The BVG wants to help you find your U-Bahn crush, but re-connecting with that sexy subway stranger isn’t as simple as it seems.
Nicole*, a 33-year-old Berliner, was riding the U6 on a Thursday night when she saw him. A man in a blue jacket, about 1.8 metres tall, brown hair and piercing blue eyes, sitting in the seat diagonal to hers. As the train hurtled toward her stop, their eyes locked, and Nicole felt an instant connection. Should she talk to him? She hesitated for just a second… but soon enough, the doors opened, and she tore her gaze away and headed out. She’d missed her chance.
But maybe not! Arriving home, she headed to the BVG website and logged onto Meine Augenblicke.
The “missed connection” conundrum has existed for as long as public transit has, and by now we have plenty of tools at our disposal for finding that cute fellow rider we were too shy to chat up in person. Americans use Craigslist, Parisians check out “Croisé dans le Métro” and Londoners can find their “Rush Hour Crush” in the Metro paper. But the first city in Europe to invent such a platform was Berlin, back in 2006. You can find the Meine Augenblicke page on the BVG’s website under “My BVG” and although you need to create an account and username to submit your own “moment”, you don’t need to log in to see if one of the thousands of Meine Augenblicke users is looking for you.
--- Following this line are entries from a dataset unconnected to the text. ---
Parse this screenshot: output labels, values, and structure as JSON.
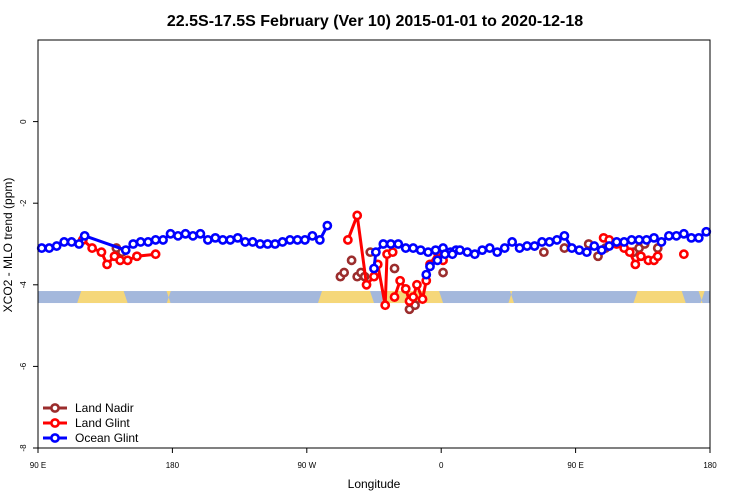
{
  "chart_data": {
    "type": "line",
    "title": "22.5S-17.5S February (Ver 10)   2015-01-01 to 2020-12-18",
    "xlabel": "Longitude",
    "ylabel": "XCO2 - MLO trend (ppm)",
    "xlim": [
      -90,
      270
    ],
    "ylim": [
      -8,
      2
    ],
    "x_ticks": [
      {
        "value": -90,
        "label": "90 E"
      },
      {
        "value": -18,
        "label": "180"
      },
      {
        "value": 54,
        "label": "90 W"
      },
      {
        "value": 126,
        "label": "0"
      },
      {
        "value": 198,
        "label": "90 E"
      },
      {
        "value": 270,
        "label": "180"
      }
    ],
    "y_ticks": [
      {
        "value": 0,
        "label": "0"
      },
      {
        "value": -2,
        "label": "-2"
      },
      {
        "value": -4,
        "label": "-4"
      },
      {
        "value": -6,
        "label": "-6"
      },
      {
        "value": -8,
        "label": "-8"
      }
    ],
    "legend_position": "bottom-left",
    "land_mask": {
      "y_center": -4.3,
      "ocean_color": "#a4b8dc",
      "land_color": "#f5d77a",
      "land_segments": [
        [
          -69,
          -42
        ],
        [
          -21,
          -19
        ],
        [
          60,
          90
        ],
        [
          94,
          127
        ],
        [
          162,
          165
        ],
        [
          229,
          257
        ],
        [
          265,
          266
        ]
      ]
    },
    "series": [
      {
        "name": "Land Nadir",
        "color": "#9b2d2d",
        "points": [
          [
            -66,
            -2.9
          ],
          [
            -48,
            -3.1
          ],
          [
            -45,
            -3.2
          ],
          [
            72,
            -3.8
          ],
          [
            74,
            -3.7
          ],
          [
            78,
            -3.4
          ],
          [
            81,
            -3.8
          ],
          [
            83,
            -3.7
          ],
          [
            85,
            -3.8
          ],
          [
            88,
            -3.2
          ],
          [
            101,
            -3.6
          ],
          [
            109,
            -4.6
          ],
          [
            112,
            -4.5
          ],
          [
            125,
            -3.2
          ],
          [
            127,
            -3.7
          ],
          [
            181,
            -3.2
          ],
          [
            192,
            -3.1
          ],
          [
            205,
            -3.0
          ],
          [
            210,
            -3.3
          ],
          [
            214,
            -3.1
          ],
          [
            229,
            -3.2
          ],
          [
            232,
            -3.1
          ],
          [
            235,
            -3.0
          ],
          [
            242,
            -3.1
          ]
        ]
      },
      {
        "name": "Land Glint",
        "color": "#ff0000",
        "points": [
          [
            [
              -66,
              -2.9
            ],
            [
              -61,
              -3.1
            ],
            [
              -56,
              -3.2
            ],
            [
              -53,
              -3.5
            ],
            [
              -49,
              -3.3
            ],
            [
              -46,
              -3.4
            ],
            [
              -42,
              -3.4
            ],
            [
              -37,
              -3.3
            ],
            [
              -27,
              -3.25
            ]
          ],
          [
            [
              76,
              -2.9
            ],
            [
              81,
              -2.3
            ],
            [
              86,
              -4.0
            ],
            [
              90,
              -3.8
            ],
            [
              92,
              -3.5
            ],
            [
              96,
              -4.5
            ],
            [
              97,
              -3.25
            ],
            [
              100,
              -3.2
            ]
          ],
          [
            [
              101,
              -4.3
            ],
            [
              104,
              -3.9
            ],
            [
              107,
              -4.1
            ],
            [
              109,
              -4.4
            ],
            [
              111,
              -4.3
            ],
            [
              113,
              -4.0
            ],
            [
              116,
              -4.35
            ],
            [
              118,
              -3.9
            ],
            [
              120,
              -3.5
            ],
            [
              124,
              -3.2
            ],
            [
              127,
              -3.4
            ]
          ],
          [
            [
              213,
              -2.85
            ],
            [
              216,
              -2.9
            ],
            [
              220,
              -3.0
            ],
            [
              224,
              -3.1
            ],
            [
              227,
              -3.2
            ],
            [
              230,
              -3.5
            ],
            [
              233,
              -3.3
            ],
            [
              237,
              -3.4
            ],
            [
              240,
              -3.4
            ],
            [
              242,
              -3.3
            ]
          ],
          [
            [
              256,
              -3.25
            ]
          ]
        ]
      },
      {
        "name": "Ocean Glint",
        "color": "#0000ff",
        "points": [
          [
            [
              -88,
              -3.1
            ],
            [
              -84,
              -3.1
            ],
            [
              -80,
              -3.05
            ],
            [
              -76,
              -2.95
            ],
            [
              -72,
              -2.95
            ],
            [
              -68,
              -3.0
            ],
            [
              -65,
              -2.8
            ],
            [
              -43,
              -3.15
            ],
            [
              -39,
              -3.0
            ],
            [
              -35,
              -2.95
            ],
            [
              -31,
              -2.95
            ],
            [
              -27,
              -2.9
            ],
            [
              -23,
              -2.9
            ],
            [
              -19,
              -2.75
            ],
            [
              -15,
              -2.8
            ],
            [
              -11,
              -2.75
            ],
            [
              -7,
              -2.8
            ],
            [
              -3,
              -2.75
            ],
            [
              1,
              -2.9
            ],
            [
              5,
              -2.85
            ],
            [
              9,
              -2.9
            ],
            [
              13,
              -2.9
            ],
            [
              17,
              -2.85
            ],
            [
              21,
              -2.95
            ],
            [
              25,
              -2.95
            ],
            [
              29,
              -3.0
            ],
            [
              33,
              -3.0
            ],
            [
              37,
              -3.0
            ],
            [
              41,
              -2.95
            ],
            [
              45,
              -2.9
            ],
            [
              49,
              -2.9
            ],
            [
              53,
              -2.9
            ],
            [
              57,
              -2.8
            ],
            [
              61,
              -2.9
            ],
            [
              65,
              -2.55
            ]
          ],
          [
            [
              90,
              -3.6
            ],
            [
              91,
              -3.2
            ],
            [
              95,
              -3.0
            ],
            [
              99,
              -3.0
            ],
            [
              103,
              -3.0
            ],
            [
              107,
              -3.1
            ],
            [
              111,
              -3.1
            ],
            [
              115,
              -3.15
            ],
            [
              119,
              -3.2
            ],
            [
              123,
              -3.15
            ],
            [
              127,
              -3.1
            ],
            [
              131,
              -3.2
            ],
            [
              134,
              -3.15
            ]
          ],
          [
            [
              118,
              -3.75
            ],
            [
              120,
              -3.55
            ],
            [
              124,
              -3.4
            ],
            [
              128,
              -3.25
            ],
            [
              132,
              -3.25
            ],
            [
              136,
              -3.15
            ],
            [
              140,
              -3.2
            ],
            [
              144,
              -3.25
            ],
            [
              148,
              -3.15
            ],
            [
              152,
              -3.1
            ],
            [
              156,
              -3.2
            ],
            [
              160,
              -3.1
            ],
            [
              164,
              -2.95
            ],
            [
              168,
              -3.1
            ],
            [
              172,
              -3.05
            ],
            [
              176,
              -3.05
            ],
            [
              180,
              -2.95
            ],
            [
              184,
              -2.95
            ],
            [
              188,
              -2.9
            ],
            [
              192,
              -2.8
            ],
            [
              196,
              -3.1
            ],
            [
              200,
              -3.15
            ],
            [
              204,
              -3.2
            ],
            [
              208,
              -3.05
            ],
            [
              212,
              -3.15
            ],
            [
              216,
              -3.05
            ],
            [
              220,
              -2.95
            ],
            [
              224,
              -2.95
            ],
            [
              228,
              -2.9
            ],
            [
              232,
              -2.9
            ],
            [
              236,
              -2.9
            ],
            [
              240,
              -2.85
            ],
            [
              244,
              -2.95
            ],
            [
              248,
              -2.8
            ],
            [
              252,
              -2.8
            ],
            [
              256,
              -2.75
            ],
            [
              260,
              -2.85
            ],
            [
              264,
              -2.85
            ],
            [
              268,
              -2.7
            ]
          ]
        ]
      }
    ]
  }
}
Some of the “moments” are lustful, such as a post from a user called “boner” that begins with “We were both waiting for the subway at Eberswalder and creeping around each other like tigers.” Others verge on stalkerish, like one from August 2014 where a user called “Looking for blonde angels” obsesses over a woman he glimpsed in 2003. “Help, I cannot forget you despite the long time… Please just give me the chance to tell you what I saw in your eyes then.”
Petra Reetz, the BVG’s head of press and Meine Augenblicke’s initiator, insists that “we are not a dating site.” Unlike Craigslist, Meine Augenblicke has a “red card” option that lets you block any messages or users that seem offensive. “Our idea was just to be nice,” says Reetz, who came up with the idea after a man called her around Christmas 2006 looking for the dream girl he’d spotted on the U6. Still, it’s difficult not to think of the (married) spokeswoman as a matchmaker as she asserts: “Write your name, write your station, and if you’re lucky, I will bring your moment back to you!”
But does it actually work? Reetz has no idea. “We are not sneaking around in your lives. For that reason, we never ask if people ever meet up, so we have no statistics of success rates. It’s up to people to use it.” All she knows is that the site receives some 30,000 visitors per month, although only 20,000 people have posted “moments” in the 11 years since it was created. “There are more people looking than posting… perhaps waiting to be found.”
For Martin, a 40-year-old man who’s been living in Berlin for 20 years, the wait for a reply on Meine Augenblicke can be long and lonely. On November 19, he spotted a “blonde French girl with a bike and pump on the luggage rack who was accompanied by a friend”. Martin acknowledges: “Since she was French I doubt she knows about Meine Augenblicke. But of course, hope should never die, so why not give it a shot?”
Would it be easier to find her on Tinder? Reetz reflects: “Meine Augenblicke was a great idea 10 years ago, but now that young people are using all of these digital platforms, maybe you don’t need it anymore.” But Martin remains undaunted. “In comparison to all the swiping left-right apps, these moments are meaningful and come from a very personal and intimate experience in real life,” he tells us. “I gained much more from my moment with the French girl than I ever had with any dates from dating apps.”
And sometimes, you might be better off sticking with the idealised version of an encounter. Take Nicole’s handsome brunette. She posted an ad on Meine Augenblicke shortly after their intense few seconds of eye contact, and to her surprise, just a few days later, she received an answer from a man named Peter. “He gave some details that only someone who has really seen me would know, and he knew at which stop I got out, which I hadn’t pointed out before.”
After a week of email correspondence, they agreed to meet up. With butterflies in her stomach, she waited for Peter outside a Mitte coffee shop until finally, she was approached by a man who asked, “Hi, are you Nicole? I’m the guy from Meine Augenblicke.”
There was just one problem. This ‘Peter’ was nearing his fifties, and grey hair had replaced any trace of brown. Seeing her visible confusion, the man backpedalled and told her he too was expecting a different woman… but hey, now that they were both here, did Nicole want to go out for a drink with him anyway? Still shocked, Nicole refused and went home.
Despite her disappointment, Nicole remains positive – “At least I had half a moment!” – but advises future users not to exchange anything private. Would she ever use the platform again? She laughs. “If I have another moment, I hope I will be courageous enough to grab it when it happens.”